Oleh karena itu, sambunglah hubungan silaturahmi
dengan kerabat-kerabat kita, meskipun mereka memutuskannya. Sungguh kita akan
mendapatkan balasan yang baik atas mereka.
Diriwayatkan, telah datang seorang lelaki kepada
Rasulullah Shallallahu ‘alaihi wa sallam dan berkata:
يَا رَسُولَ اللَّهِ إِنَّ لِي قَرَابَةً
أَصِلُهُمْ وَيَقْطَعُونِي وَأُحْسِنُ إِلَيْهِمْ وَيُسِيئُونَ إِلَيَّ وَأَحْلُمُ
عَنْهُمْ وَيَجْهَلُونَ عَلَيَّ فَقَالَ لَئِنْ كُنْتَ كَمَا قُلْتَ فَكَأَنَّمَا
تُسِفُّهُمْ الْمَلَّ وَلَا يَزَالُ مَعَكَ مِنَ اللَّهِ ظَهِيرٌ عَلَيْهِمْ مَا
دُمْتَ عَلَى ذَلِكَ
“Wahai Rasulullah, aku mempunyai kerabat. Aku
menyambung hubungan dengan mereka, akan tetapi mereka memutuskanku. Aku berbuat
baik kepada mereka, akan tetapi mereka berbuat buruk terhadapku.
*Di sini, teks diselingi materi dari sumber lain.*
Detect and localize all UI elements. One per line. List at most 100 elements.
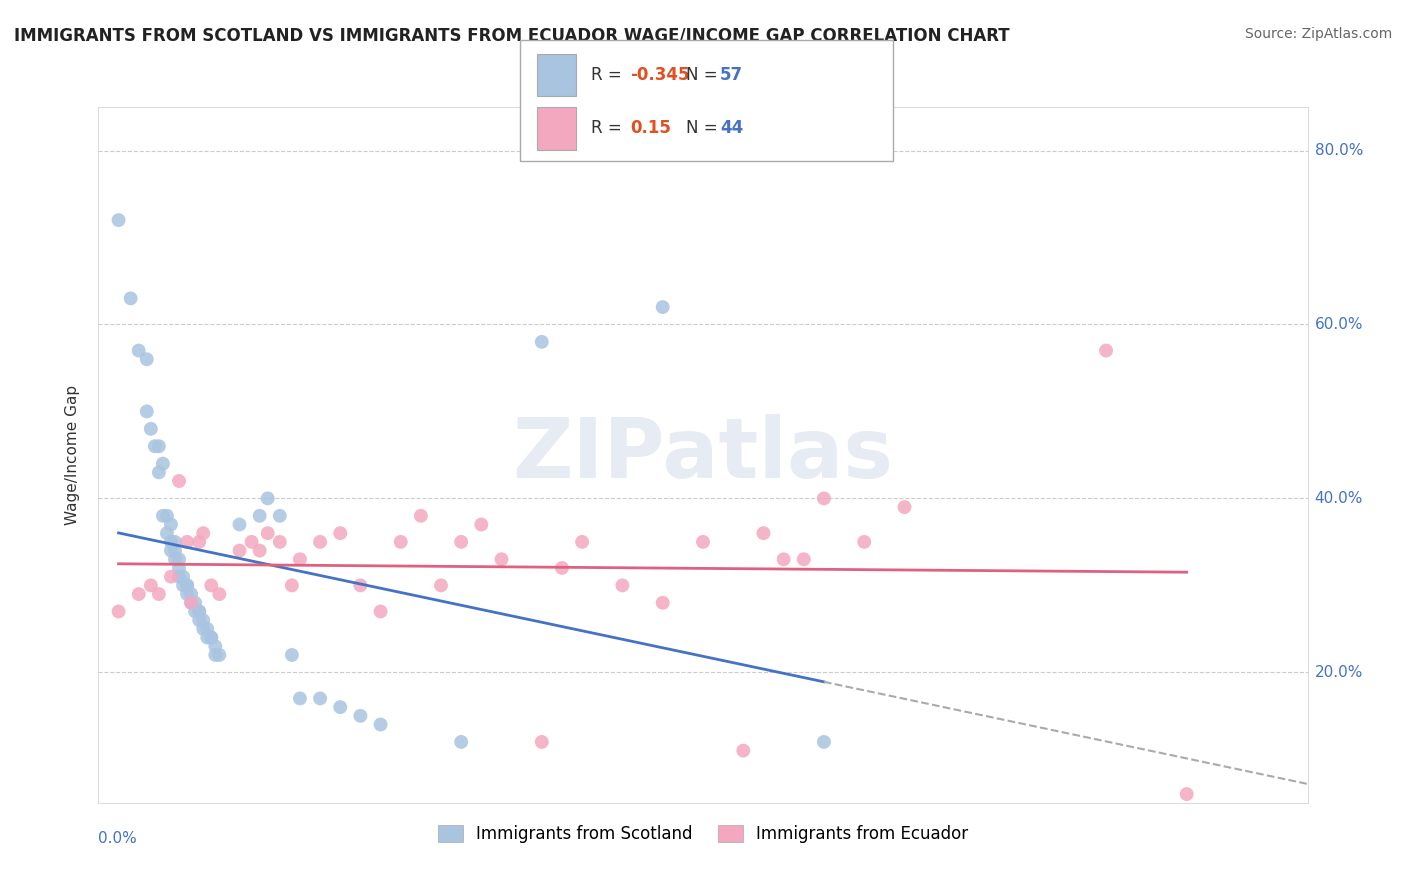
Point: [107, 213, 129, 227]
Point: [288, 552, 311, 566]
Point: [349, 578, 371, 592]
Point: [128, 587, 150, 601]
Point: [148, 439, 170, 453]
Point: [733, 744, 755, 758]
Point: [160, 517, 183, 532]
Text: R =: R =: [591, 66, 627, 84]
Point: [180, 596, 202, 610]
Text: 0.0%: 0.0%: [98, 830, 138, 846]
Point: [491, 552, 513, 566]
Point: [204, 639, 226, 653]
Text: 40.0%: 40.0%: [1315, 491, 1362, 506]
Point: [184, 605, 207, 619]
Point: [139, 578, 162, 592]
Point: [208, 587, 231, 601]
Point: [148, 587, 170, 601]
Point: [288, 691, 311, 706]
Point: [370, 605, 392, 619]
Y-axis label: Wage/Income Gap: Wage/Income Gap: [65, 384, 80, 525]
Point: [813, 735, 835, 749]
Point: [188, 605, 211, 619]
Point: [349, 708, 371, 723]
Point: [389, 534, 412, 549]
Point: [329, 526, 352, 541]
Text: N =: N =: [686, 66, 723, 84]
Point: [143, 439, 166, 453]
Point: [430, 578, 453, 592]
Point: [256, 526, 278, 541]
Point: [163, 552, 186, 566]
Point: [240, 534, 263, 549]
Point: [200, 631, 222, 645]
Point: [156, 508, 179, 523]
Point: [204, 648, 226, 662]
Text: Source: ZipAtlas.com: Source: ZipAtlas.com: [1244, 27, 1392, 41]
Point: [1095, 343, 1118, 358]
Text: N =: N =: [686, 120, 723, 137]
Point: [470, 517, 492, 532]
Point: [409, 508, 432, 523]
Point: [208, 648, 231, 662]
Point: [651, 300, 673, 314]
Point: [176, 534, 198, 549]
Point: [893, 500, 915, 514]
Point: [120, 291, 142, 305]
Point: [530, 735, 553, 749]
Point: [269, 534, 291, 549]
Text: -0.345: -0.345: [630, 66, 689, 84]
Point: [172, 570, 194, 584]
Text: 57: 57: [720, 66, 742, 84]
Text: IMMIGRANTS FROM SCOTLAND VS IMMIGRANTS FROM ECUADOR WAGE/INCOME GAP CORRELATION : IMMIGRANTS FROM SCOTLAND VS IMMIGRANTS F…: [14, 27, 1010, 45]
Legend: Immigrants from Scotland, Immigrants from Ecuador: Immigrants from Scotland, Immigrants fro…: [432, 819, 974, 850]
Point: [269, 508, 291, 523]
Point: [193, 613, 215, 627]
Point: [188, 613, 211, 627]
Point: [160, 534, 183, 549]
Point: [195, 631, 218, 645]
Point: [612, 578, 634, 592]
Point: [193, 526, 215, 541]
Point: [160, 570, 183, 584]
Point: [370, 717, 392, 731]
Point: [167, 561, 190, 575]
Point: [651, 596, 673, 610]
Point: [135, 404, 157, 418]
Point: [200, 631, 222, 645]
Point: [309, 691, 332, 706]
Point: [163, 543, 186, 558]
Point: [163, 534, 186, 549]
Point: [176, 578, 198, 592]
Point: [139, 422, 162, 436]
Point: [281, 648, 304, 662]
Point: [571, 534, 593, 549]
Text: R =: R =: [591, 120, 627, 137]
Point: [152, 457, 174, 471]
Point: [692, 534, 714, 549]
Point: [176, 578, 198, 592]
Point: [167, 570, 190, 584]
Point: [135, 352, 157, 367]
Point: [160, 543, 183, 558]
Point: [249, 543, 271, 558]
Point: [813, 491, 835, 506]
Point: [309, 534, 332, 549]
Point: [329, 700, 352, 714]
Point: [228, 517, 250, 532]
Point: [176, 587, 198, 601]
Text: ZIPatlas: ZIPatlas: [513, 415, 893, 495]
Point: [195, 622, 218, 636]
Point: [188, 534, 211, 549]
Point: [184, 596, 207, 610]
Point: [200, 578, 222, 592]
Point: [152, 508, 174, 523]
Point: [530, 334, 553, 349]
Point: [188, 605, 211, 619]
Point: [156, 526, 179, 541]
Point: [193, 622, 215, 636]
Point: [772, 552, 794, 566]
Point: [167, 552, 190, 566]
Text: 0.15: 0.15: [630, 120, 671, 137]
Point: [853, 534, 876, 549]
Point: [228, 543, 250, 558]
Point: [1175, 787, 1198, 801]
Aku berlemah
lembut kepada mereka, akan tetapi mereka kasar terhadapku,” maka Nabi
Shallallahu ‘alaihi wa sallam bersabda, “Apabila engkau benar demikian, maka
seakan engkau menyuapi mereka pasir panas, dan Allah akan senantiasa tetap
menjadi penolongmu selama engkau berbuat demikan.” [Muttafaq ‘alaihi].
Begitu pula firman Allah Ta’ala:
وَالَّذِينَ يَنْقُضُونَ عَهْدَ اللَّهِ
مِنْ بَعْدِ مِيثَاقِهِ وَيَقْطَعُونَ مَا أَمَرَ اللَّهُ بِهِ أَنْ يُوصَلَ
وَيُفْسِدُونَ فِي الْأَرْضِ ۙ أُولَٰئِكَ لَهُمُ اللَّعْنَةُ
وَلَهُمْ سُوءُ الدَّارِ
“Orang-orang yang merusak janji Allah setelah
diikrarkan dengan teguh dan memutuskan apa-apa yang Allah perintahkan supaya
dihubungkan dan mengadakan kerusakan di bumi, orang-orang itulah yang
memperoleh kutukan dan bagi mereka tempat kediaman yang buruk (Jahannam)”.
[ar-Ra’d/13:25].
Dari Jubair bin Mut’im bahwasanya Nabi Shallallahu
‘alaihi wa sallam telah bersabda:
لَا يَدْخُلُ الْجَنَّةَ قَاطِعٌ
“Tidaklah masuk surga orang yang suka memutus, (
memutus tali silaturahmi)”. [Mutafaqun ‘alaihi].